- Born: 29 October 1981 (age 44) Andrea Katharina Ingeborg Göthling
- Citizenship: German
- Occupations: sound recordist in the field of Noise and Post-industrial music, visual artist, and filmmaker

= Mama Baer =

German sound recordist

Mama Baer (born Andrea Katharina Ingeborg Göthling; 29 October 1981) is a German sound recordist of noise music and post-industrial music. She is a filmmaker and visual artist in Flensburg. She has had solo and group art exhibitions around the

world, and her short films have been presented at several film festivals.

== Early life ==
Mama Baer was born Andrea Katharina Ingeborg Göthling on October 29, 1981.

== Career ==
She works as a sound recordist in the field of Noise and Post-industrial music, visual artist, and filmmaker in Flensburg. She often works together with her husband Kommissar Hjuler as Kommissar Hjuler und Frau. A self-taught artist, she began making music in 1999 and visual art in 2006. Her art is in the field of neo dada and art brut.

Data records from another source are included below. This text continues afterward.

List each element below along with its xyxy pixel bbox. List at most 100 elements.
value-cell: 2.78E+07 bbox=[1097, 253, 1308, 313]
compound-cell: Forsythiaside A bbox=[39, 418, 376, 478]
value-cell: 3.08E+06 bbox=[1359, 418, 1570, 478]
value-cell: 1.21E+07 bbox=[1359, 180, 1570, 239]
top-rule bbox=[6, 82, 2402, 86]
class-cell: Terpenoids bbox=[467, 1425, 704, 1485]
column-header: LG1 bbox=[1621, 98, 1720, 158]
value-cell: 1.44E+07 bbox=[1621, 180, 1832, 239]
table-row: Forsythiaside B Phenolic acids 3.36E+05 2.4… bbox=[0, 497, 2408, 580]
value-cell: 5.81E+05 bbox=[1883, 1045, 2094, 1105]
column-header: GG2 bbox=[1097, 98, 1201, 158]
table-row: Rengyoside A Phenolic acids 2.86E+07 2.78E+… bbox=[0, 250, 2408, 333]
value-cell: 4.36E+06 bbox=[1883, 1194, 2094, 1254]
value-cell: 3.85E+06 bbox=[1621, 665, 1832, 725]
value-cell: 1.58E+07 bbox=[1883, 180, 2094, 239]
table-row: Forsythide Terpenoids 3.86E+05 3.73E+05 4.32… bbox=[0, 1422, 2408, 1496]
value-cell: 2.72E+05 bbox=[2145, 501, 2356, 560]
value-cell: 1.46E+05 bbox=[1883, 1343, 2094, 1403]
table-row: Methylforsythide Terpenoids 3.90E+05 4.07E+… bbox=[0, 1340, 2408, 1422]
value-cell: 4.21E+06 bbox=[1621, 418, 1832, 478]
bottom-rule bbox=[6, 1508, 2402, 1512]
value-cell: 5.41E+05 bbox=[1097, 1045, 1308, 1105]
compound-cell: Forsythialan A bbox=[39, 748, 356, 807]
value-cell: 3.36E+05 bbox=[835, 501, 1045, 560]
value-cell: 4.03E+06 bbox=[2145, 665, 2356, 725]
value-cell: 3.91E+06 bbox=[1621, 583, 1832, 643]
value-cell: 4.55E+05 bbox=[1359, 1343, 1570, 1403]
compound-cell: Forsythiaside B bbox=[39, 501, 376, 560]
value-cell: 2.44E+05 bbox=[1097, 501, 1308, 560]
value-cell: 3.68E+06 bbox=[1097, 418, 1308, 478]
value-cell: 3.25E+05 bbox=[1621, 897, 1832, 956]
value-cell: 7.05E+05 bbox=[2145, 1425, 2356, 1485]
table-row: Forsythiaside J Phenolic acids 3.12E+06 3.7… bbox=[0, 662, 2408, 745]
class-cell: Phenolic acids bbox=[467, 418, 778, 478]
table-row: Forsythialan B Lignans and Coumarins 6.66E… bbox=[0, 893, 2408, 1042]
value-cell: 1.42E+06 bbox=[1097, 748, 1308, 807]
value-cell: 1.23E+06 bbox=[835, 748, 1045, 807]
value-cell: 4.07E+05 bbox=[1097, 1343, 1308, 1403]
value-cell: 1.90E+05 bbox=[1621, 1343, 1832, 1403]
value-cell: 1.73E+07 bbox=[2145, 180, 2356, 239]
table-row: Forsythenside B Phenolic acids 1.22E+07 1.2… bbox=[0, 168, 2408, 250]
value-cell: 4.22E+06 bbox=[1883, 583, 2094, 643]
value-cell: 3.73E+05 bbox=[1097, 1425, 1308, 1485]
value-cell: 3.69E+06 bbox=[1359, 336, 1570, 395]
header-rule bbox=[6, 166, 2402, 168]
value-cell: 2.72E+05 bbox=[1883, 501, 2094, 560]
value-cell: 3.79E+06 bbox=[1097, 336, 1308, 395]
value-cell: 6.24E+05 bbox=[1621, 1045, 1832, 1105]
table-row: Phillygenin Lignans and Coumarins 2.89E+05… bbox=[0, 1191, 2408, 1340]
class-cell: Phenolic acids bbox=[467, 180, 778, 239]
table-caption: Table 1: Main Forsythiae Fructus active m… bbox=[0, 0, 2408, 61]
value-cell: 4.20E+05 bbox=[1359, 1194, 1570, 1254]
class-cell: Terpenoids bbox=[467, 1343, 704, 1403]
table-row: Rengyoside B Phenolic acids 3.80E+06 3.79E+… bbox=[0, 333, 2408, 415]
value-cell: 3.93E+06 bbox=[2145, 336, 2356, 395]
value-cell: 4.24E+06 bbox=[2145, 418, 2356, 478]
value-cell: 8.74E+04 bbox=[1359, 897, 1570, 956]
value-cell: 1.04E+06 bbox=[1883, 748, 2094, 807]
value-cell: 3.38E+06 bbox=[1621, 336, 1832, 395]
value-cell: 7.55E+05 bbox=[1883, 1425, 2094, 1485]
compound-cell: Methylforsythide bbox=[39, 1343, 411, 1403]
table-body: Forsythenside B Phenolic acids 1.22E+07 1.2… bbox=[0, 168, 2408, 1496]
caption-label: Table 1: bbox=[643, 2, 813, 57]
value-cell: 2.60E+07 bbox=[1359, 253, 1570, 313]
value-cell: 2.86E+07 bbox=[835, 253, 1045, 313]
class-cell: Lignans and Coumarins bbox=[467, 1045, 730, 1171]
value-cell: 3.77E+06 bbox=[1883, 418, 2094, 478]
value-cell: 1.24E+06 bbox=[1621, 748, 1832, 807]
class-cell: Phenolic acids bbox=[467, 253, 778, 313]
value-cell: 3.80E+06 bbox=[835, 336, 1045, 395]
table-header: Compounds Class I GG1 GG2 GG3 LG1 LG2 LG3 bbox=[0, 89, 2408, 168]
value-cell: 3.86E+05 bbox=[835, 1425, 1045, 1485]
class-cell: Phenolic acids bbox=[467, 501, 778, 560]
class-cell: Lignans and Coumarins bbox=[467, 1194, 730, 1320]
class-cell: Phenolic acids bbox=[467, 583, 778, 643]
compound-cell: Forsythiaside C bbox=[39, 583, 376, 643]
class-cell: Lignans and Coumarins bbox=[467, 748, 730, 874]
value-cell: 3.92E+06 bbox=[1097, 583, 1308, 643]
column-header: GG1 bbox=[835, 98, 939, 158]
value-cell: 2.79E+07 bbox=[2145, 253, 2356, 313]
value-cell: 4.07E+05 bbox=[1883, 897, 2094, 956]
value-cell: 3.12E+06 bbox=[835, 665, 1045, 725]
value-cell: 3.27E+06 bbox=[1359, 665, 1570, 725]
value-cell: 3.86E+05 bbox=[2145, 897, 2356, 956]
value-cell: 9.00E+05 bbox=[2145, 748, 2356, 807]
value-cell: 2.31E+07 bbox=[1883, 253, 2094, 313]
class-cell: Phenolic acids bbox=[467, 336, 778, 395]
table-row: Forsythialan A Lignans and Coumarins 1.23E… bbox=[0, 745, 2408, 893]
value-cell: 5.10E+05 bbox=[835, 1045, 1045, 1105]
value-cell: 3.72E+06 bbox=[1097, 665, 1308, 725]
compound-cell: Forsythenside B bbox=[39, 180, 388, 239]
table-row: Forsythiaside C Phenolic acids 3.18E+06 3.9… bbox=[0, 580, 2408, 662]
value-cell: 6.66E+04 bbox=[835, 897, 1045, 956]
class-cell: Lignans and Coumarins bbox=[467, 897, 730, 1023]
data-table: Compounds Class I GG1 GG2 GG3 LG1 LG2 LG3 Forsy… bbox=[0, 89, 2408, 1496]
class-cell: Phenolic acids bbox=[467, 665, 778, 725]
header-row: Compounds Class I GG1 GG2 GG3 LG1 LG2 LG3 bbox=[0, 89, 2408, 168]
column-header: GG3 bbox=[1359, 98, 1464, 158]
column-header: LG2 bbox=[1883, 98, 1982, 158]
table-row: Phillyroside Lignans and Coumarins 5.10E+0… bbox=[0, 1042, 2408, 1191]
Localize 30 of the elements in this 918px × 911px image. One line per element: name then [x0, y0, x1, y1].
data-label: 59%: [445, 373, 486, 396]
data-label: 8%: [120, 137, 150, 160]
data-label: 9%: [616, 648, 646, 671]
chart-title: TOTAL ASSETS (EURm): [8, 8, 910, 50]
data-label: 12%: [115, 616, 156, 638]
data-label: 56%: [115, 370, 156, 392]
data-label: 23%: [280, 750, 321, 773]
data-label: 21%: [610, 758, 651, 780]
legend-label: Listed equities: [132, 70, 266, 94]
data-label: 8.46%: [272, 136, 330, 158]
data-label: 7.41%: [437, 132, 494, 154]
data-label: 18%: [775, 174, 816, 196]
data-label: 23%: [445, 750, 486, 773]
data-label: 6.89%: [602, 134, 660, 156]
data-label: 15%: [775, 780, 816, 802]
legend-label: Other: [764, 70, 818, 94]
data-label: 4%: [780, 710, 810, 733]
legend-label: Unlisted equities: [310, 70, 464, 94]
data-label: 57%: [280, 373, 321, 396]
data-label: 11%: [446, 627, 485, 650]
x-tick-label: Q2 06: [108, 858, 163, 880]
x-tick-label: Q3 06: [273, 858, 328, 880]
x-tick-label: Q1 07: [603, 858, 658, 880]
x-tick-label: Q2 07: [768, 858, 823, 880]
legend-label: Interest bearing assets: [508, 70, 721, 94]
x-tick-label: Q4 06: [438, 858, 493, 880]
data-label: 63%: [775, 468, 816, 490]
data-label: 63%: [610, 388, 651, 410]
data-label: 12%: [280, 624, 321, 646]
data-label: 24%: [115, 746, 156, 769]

Mama Baer has a huge amount of music releases available at independent labels like Ultra Eczema, Intransitive Recordings, Nihilist Records, Obskyr Records and others. She shares albums with Bomis Prendin, Franz Kamin, Philip Krumm, Wolf Vostell, and others.

== Performance ==
Kommissar Hjuler und Frau performed at festivals such as Colour out of Space Festival, Brighton, 2009, Zappanale, Bad Doberan, 2010, Incubate (festival) Nijmegen, 2010, and at artists' venues like Morden Tower, Café Oto or Mary Bauermeister's performance space. They performed live with Jan van den Dobbelsteen and Danielle Lemaire, Eugene Chadbourne, John Wiese, Heather Leigh Murray, Clive Graham, and others.

== Art ==
She has presented in solo and group art exhibitions around the world. On 9 November 2009 she joined the NO!art movement.

German novelist, Peter Rathke presented Mama Baer as a character in his novel Im Knast mit Kommissar Hjuler und Mama Baer.

Mama Baer was played by Kathleen Gregory in an incomplete short film by Fred Wilder. Kommissar Hjuler and Mama Baer wrote most of the film's music.